Final answer:
To find the indefinite integral of x³ * eˣ² * (x² + 1)² dx, we can utilize integration by parts and apply the formula uv - ∫v du. The process involves assigning u = x³ and dv = eˣ² * (x² + 1)² dx, and then repeatedly applying integration by parts until a final result is obtained. The final answer is (3/4) * ∫eˣ² * (x² + 1)² * x² dx + c, where c is the constant of integration.
Step-by-step explanation:
To find the indefinite integral of x³ * eˣ² * (x² + 1)² dx, we can utilize integration by parts. Let's assign: u = x³, dv = eˣ² * (x² + 1)² dx. Taking the derivatives and antiderivatives, we have du = 3x² dx and v = ∫eˣ² * (x² + 1)² dx.

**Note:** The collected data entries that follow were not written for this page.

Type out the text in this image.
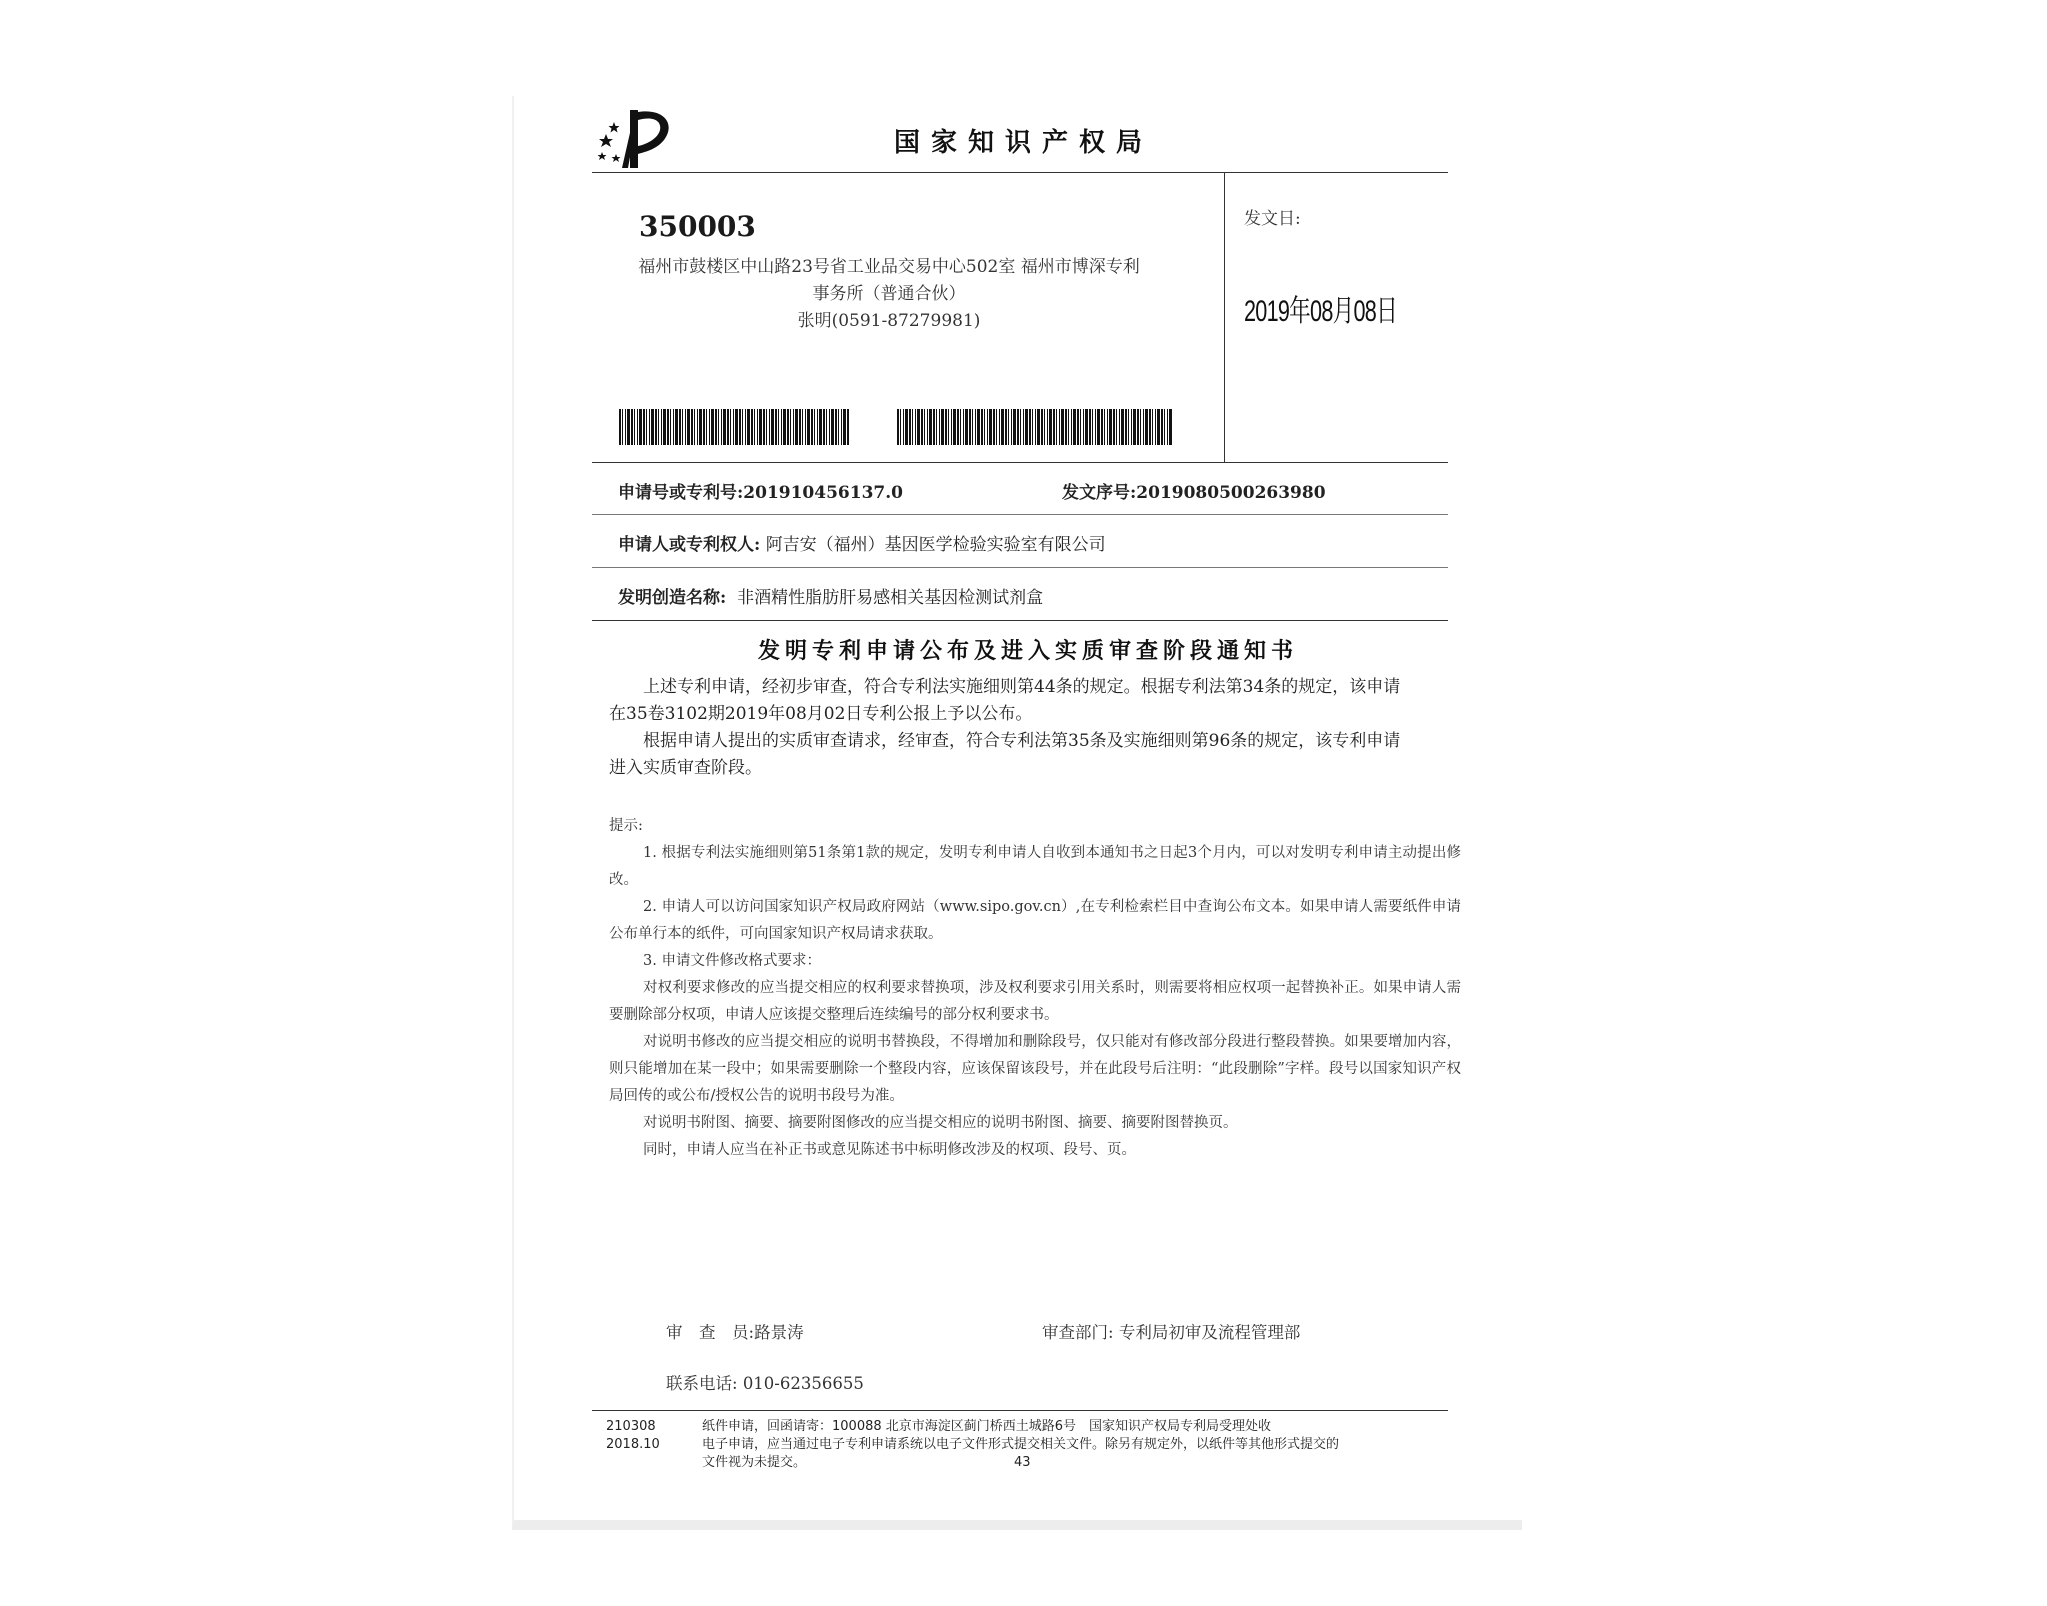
国家知识产权局
350003
福州市鼓楼区中山路23号省工业品交易中心502室 福州市博深专利
事务所（普通合伙）
张明(0591-87279981)
发文日:
2019年08月08日
申请号或专利号:201910456137.0	发文序号:2019080500263980
申请人或专利权人: 阿吉安（福州）基因医学检验实验室有限公司
发明创造名称: 非酒精性脂肪肝易感相关基因检测试剂盒
发明专利申请公布及进入实质审查阶段通知书
上述专利申请，经初步审查，符合专利法实施细则第44条的规定。根据专利法第34条的规定，该申请
在35卷3102期2019年08月02日专利公报上予以公布。
根据申请人提出的实质审查请求，经审查，符合专利法第35条及实施细则第96条的规定，该专利申请
进入实质审查阶段。

提示:

1. 根据专利法实施细则第51条第1款的规定，发明专利申请人自收到本通知书之日起3个月内，可以对发明专利申请主动提出修改。

2. 申请人可以访问国家知识产权局政府网站（www.sipo.gov.cn）,在专利检索栏目中查询公布文本。如果申请人需要纸件申请公布单行本的纸件，可向国家知识产权局请求获取。

3. 申请文件修改格式要求：

对权利要求修改的应当提交相应的权利要求替换项，涉及权利要求引用关系时，则需要将相应权项一起替换补正。如果申请人需要删除部分权项，申请人应该提交整理后连续编号的部分权利要求书。

对说明书修改的应当提交相应的说明书替换段，不得增加和删除段号，仅只能对有修改部分段进行整段替换。如果要增加内容，则只能增加在某一段中；如果需要删除一个整段内容，应该保留该段号，并在此段号后注明：“此段删除”字样。段号以国家知识产权局回传的或公布/授权公告的说明书段号为准。

对说明书附图、摘要、摘要附图修改的应当提交相应的说明书附图、摘要、摘要附图替换页。

同时，申请人应当在补正书或意见陈述书中标明修改涉及的权项、段号、页。

审　查　员:路景涛	审查部门: 专利局初审及流程管理部
联系电话: 010-62356655
210308
2018.10
纸件申请，回函请寄：100088 北京市海淀区蓟门桥西土城路6号　国家知识产权局专利局受理处收
电子申请，应当通过电子专利申请系统以电子文件形式提交相关文件。除另有规定外，以纸件等其他形式提交的
文件视为未提交。	43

Applying the integration by parts formula, ∫u dv = uv - ∫v du, we get:
∫x³ * eˣ² * (x² + 1)² dx = x³ * ∫eˣ² * (x² + 1)² dx - ∫∫eˣ² * (x² + 1)² * 3x² dx.
Now, we can simplify the right-hand side of the equation: ∫eˣ² * (x² + 1)² dx is the integral we started with, so let's set it equal to I, which gives us:
I = x³ * I - 3∫eˣ² * (x² + 1)² * x² dx.
We can now solve for I: I = (3/4) * ∫eˣ² * (x² + 1)² * x² dx.
We can apply integration by parts again to evaluate the remaining integral. Eventually, we will end up with a constant of integration, c, and our final answer : ∫x³ * eˣ² * (x² + 1)² dx = (3/4) * ∫eˣ² * (x² + 1)² * x² dx + c.